Limitations & Future Work¶
- Heavy reliance on indoor ScanNet scenes; the transferability to outdoor/open-world scenarios (e.g., autonomous driving, large-scale navigation) is unverified.
- Scalability to larger models (beyond 3B) was not analyzed to see if benefits would be diluted by native capabilities of larger base models.
- Serial training and manual hyperparameter tuning for each stage introduce implicit costs and potential sensitivity to switching points/data ratios.
- Performance on VSI-Bench is still slightly below Spatial-MLLM (45.7 vs 47.3), suggesting architecture-agnostic routes may have limits in high-precision geometric tasks.
Related Work & Insights¶
- vs SpaceR / R1-Zero-VSI: These optimize spatial reasoning directly with RL. Ours argues this skips the perceptual foundation and instead uses a three-stage curriculum (SFT for perception/understanding, then RL).

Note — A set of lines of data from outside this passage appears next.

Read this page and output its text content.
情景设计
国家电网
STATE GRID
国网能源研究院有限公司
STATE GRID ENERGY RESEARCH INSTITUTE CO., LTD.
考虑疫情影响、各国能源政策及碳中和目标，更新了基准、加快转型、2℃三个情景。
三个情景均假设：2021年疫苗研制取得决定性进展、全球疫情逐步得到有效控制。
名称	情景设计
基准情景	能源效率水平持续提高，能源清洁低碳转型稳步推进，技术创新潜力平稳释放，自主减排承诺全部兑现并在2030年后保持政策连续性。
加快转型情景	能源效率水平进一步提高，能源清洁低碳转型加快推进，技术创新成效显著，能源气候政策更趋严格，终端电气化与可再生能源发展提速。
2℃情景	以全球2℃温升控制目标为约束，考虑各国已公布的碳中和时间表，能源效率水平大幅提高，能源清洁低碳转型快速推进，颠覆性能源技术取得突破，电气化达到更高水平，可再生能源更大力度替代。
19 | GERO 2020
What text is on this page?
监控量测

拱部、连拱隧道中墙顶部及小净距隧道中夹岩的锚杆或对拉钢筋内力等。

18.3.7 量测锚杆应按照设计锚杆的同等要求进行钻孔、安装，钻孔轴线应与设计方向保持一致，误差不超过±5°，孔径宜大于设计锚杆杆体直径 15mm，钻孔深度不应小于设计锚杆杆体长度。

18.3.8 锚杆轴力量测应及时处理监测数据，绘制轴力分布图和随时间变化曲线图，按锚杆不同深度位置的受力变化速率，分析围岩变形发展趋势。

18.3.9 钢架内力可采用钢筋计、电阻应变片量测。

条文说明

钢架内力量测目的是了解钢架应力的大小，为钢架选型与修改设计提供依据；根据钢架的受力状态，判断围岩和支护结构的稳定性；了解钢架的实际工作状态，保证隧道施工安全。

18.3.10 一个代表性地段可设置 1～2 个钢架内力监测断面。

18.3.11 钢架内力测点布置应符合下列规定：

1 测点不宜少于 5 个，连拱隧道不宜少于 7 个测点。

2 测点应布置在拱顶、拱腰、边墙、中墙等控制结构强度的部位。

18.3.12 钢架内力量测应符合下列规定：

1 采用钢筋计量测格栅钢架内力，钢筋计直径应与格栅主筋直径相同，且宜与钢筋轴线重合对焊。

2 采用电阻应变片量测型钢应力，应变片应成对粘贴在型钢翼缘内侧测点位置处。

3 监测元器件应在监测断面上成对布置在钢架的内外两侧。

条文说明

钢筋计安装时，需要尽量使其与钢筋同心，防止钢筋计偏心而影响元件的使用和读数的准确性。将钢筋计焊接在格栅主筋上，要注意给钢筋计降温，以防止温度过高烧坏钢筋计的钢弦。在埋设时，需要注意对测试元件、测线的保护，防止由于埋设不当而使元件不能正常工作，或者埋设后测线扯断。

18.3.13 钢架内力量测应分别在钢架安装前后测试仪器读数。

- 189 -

- vs Spatial-MLLM: It uses specialized 3D representations. Ours achieves comparable results with a standard VLM via progressive training, proving curriculum can substitute for architecture.
- vs Video-R1 / VideoChat-R1: These apply RL to VLMs but focus on temporal understanding/video grounding. Ours specifically designs 7D tasks and verifiable rewards for spatial reasoning.
Rating¶
- Novelty: ⭐⭐⭐⭐ Progressive "Perception→Understanding→Reasoning" curriculum + standardized multimodal data; clear logic even if GRPO/SFT components are standard.
- Experimental Thoroughness: ⭐⭐⭐⭐⭐ Six in-domain/OOD benchmarks + component/data ablations + semantic entropy analysis.
- Writing Quality: ⭐⭐⭐⭐ Motivates the approach with elegant controlled experiments; logical and clear.
- Value: ⭐⭐⭐⭐⭐ 3B model outperforming GPT-4o and proving training curricula can replace 3D architecture modifications is highly insightful.